Traditional data loss is on the decline, according to the EMC Global Data Protection Index 2106 released today, but challenges remain.

Compared to 2014, the incidents of data loss and disruption due to hardware failures, power outages, software issues and data corruption have fallen across the board. For example, faulty hardware caused 45 percent of data loss or downtime a year compared to 53 percent two years ago. The average cost of data loss is $914,000, the study found.

The survey, conducted by Vanson Bourne and sponsored by EMC, polled 2,200 IT decision makers. It indicates that enterprises are making good progress in safeguarding data in traditional IT architectures.
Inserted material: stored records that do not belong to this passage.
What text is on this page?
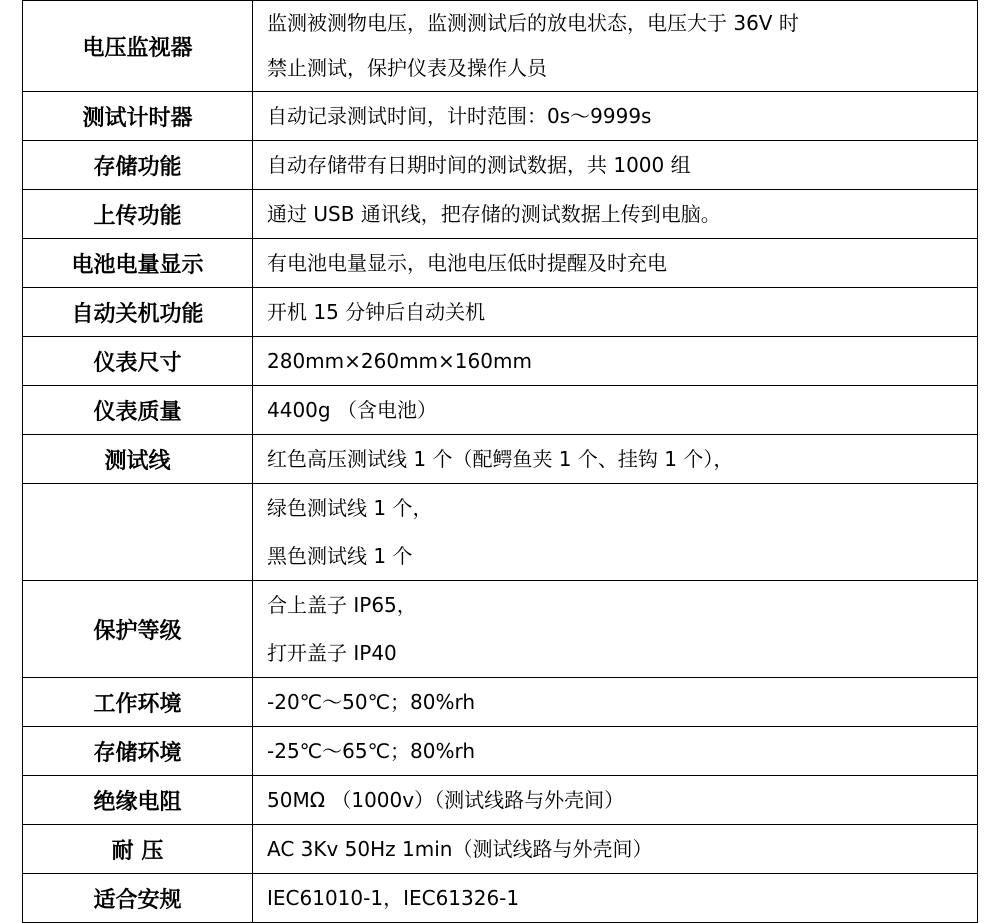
电压监视器	监测被测物电压，监测测试后的放电状态，电压大于 36V 时
禁止测试，保护仪表及操作人员

测试计时器	自动记录测试时间，计时范围：0s～9999s

存储功能	自动存储带有日期时间的测试数据，共 1000 组

上传功能	通过 USB 通讯线，把存储的测试数据上传到电脑。

电池电量显示	有电池电量显示，电池电压低时提醒及时充电

自动关机功能	开机 15 分钟后自动关机

仪表尺寸	280mm×260mm×160mm

仪表质量	4400g （含电池）

测试线	红色高压测试线 1 个（配鳄鱼夹 1 个、挂钩 1 个），

	绿色测试线 1 个，
黑色测试线 1 个

保护等级	合上盖子 IP65，
打开盖子 IP40

工作环境	-20℃～50℃；80%rh

存储环境	-25℃～65℃；80%rh

绝缘电阻	50MΩ （1000v）（测试线路与外壳间）

耐 压	AC 3Kv 50Hz 1min（测试线路与外壳间）

适合安规	IEC61010-1，IEC61326-1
Unfortunately, many enterprises are leaving the data centers of old behind and transitioning to newer cloud-enabled IT delivery models.

More than 80 percent of respondents said they are using software-as-a-service (SaaS) business applications hosted on public clouds in the next two years, which spells good news to the Saleforces of the world, but potentially bad news for IT personnel tasked with keeping their organizations’ data safe. “Over half of these businesses fail to protect data on the cloud,” Peter Smails, vice president of product marketing for EMC’s Core Technologies and Data Protection group, told InfoStor.

On average, respondents said they run 30 percent of their IT environments in the public cloud, and more than half rely on the cloud for their business email needs. Yet, less than half protect against deletion or data corruption.

“Organizations have to be very vigilant around [cloud data] protection,” said Smails. “People are rapidly deploying cloud [applications]” he noted, but not all cloud providers offer backup and recovery services as part of a SaaS subscription.

Many businesses assume their cloud providers will make things right if an employee accidentally deletes important customer records or an ill-timed outage erases hours of work. Describing a confusing patchwork of data protection policies at various cloud companies, Smails warns that IT managers shouldn’t assume that their SaaS vendors have their back when their data goes missing.

IT executives are also facing a challenge caused by the evolving data center, namely the increased use of flash storage. “Over 70 percent [of respondents] are not confident that they can recover data” from flash-based storage systems and components if disaster strikes, said Smails.

Security breaches are also taking their toll. More than a third of organizations (36 percent) reported that they lost data due to a data security mishap.